France and the U.S. share an ongoing history of mutual transatlantic cinephilia and a close partnership between film industries, especially in the 1950s and 1960s. Both nations also share a complex relationship to liberty, equality, and individualism—yet each nation defines these ideals quite differently. Unlike the U.S. multicultural model, which idealizes ‘diversity’ but produces segregated neighborhoods and schools, French Republican universalism seeks the cultural homogenization of French citizens, claiming to offer all citizens equal rights in a stable Republic. The French model has led, for example, to the outlawing of the Islamic headscarf in public schools. Attending to these two nations’ distinct relations to liberalism, imperialism, gun culture, racial segregation, and the prison industrial complex, Carceral Schools comparatively examines how delinquent characters in cinema are asked to perform desired nationalist values, such as whiteness, diversity, able-mindedness, heteronormativity, laïcité/secularism, and universalism. It also attends to how delinquent characters sometimes perform ‘undesirable’ transcultural identities such as “virilism”—a racialized gender expression characterized by aggression. Relatedly, these films depict students who resist state power by laying claim to difference by creating cultures of their own (e.g. religious or queer cultures).
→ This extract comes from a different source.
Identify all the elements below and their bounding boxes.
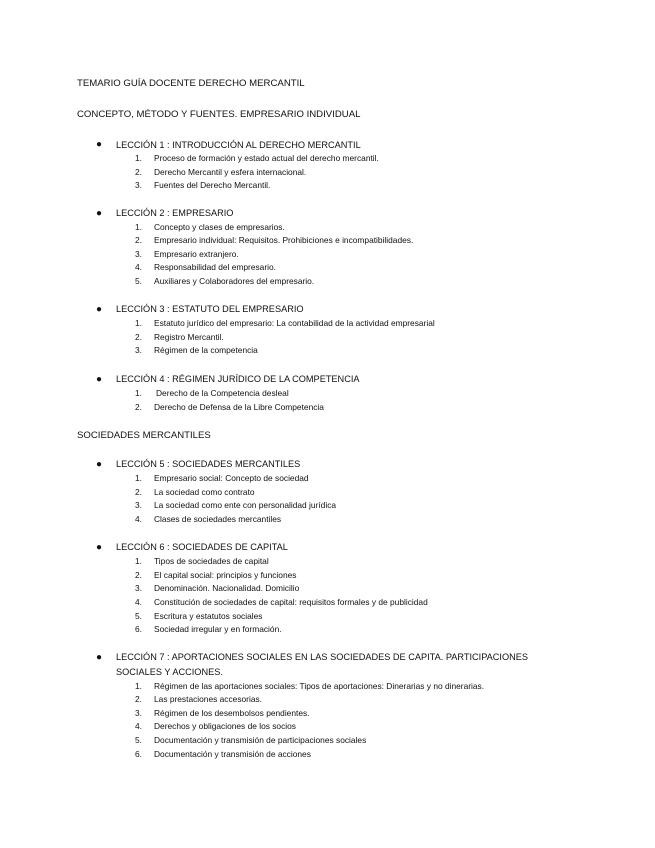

My focus on this tension between the carceral aspects and community-building potential of the public school offers readers potential sites of resistance. The book’s comparative, transnational feminist methodology historically situates the carceral space of the school and the mediated figure of the delinquent by examining how globalizing processes have changed the ways nationalisms function—nationalisms that imagine themselves to be post-colonial and post-racial.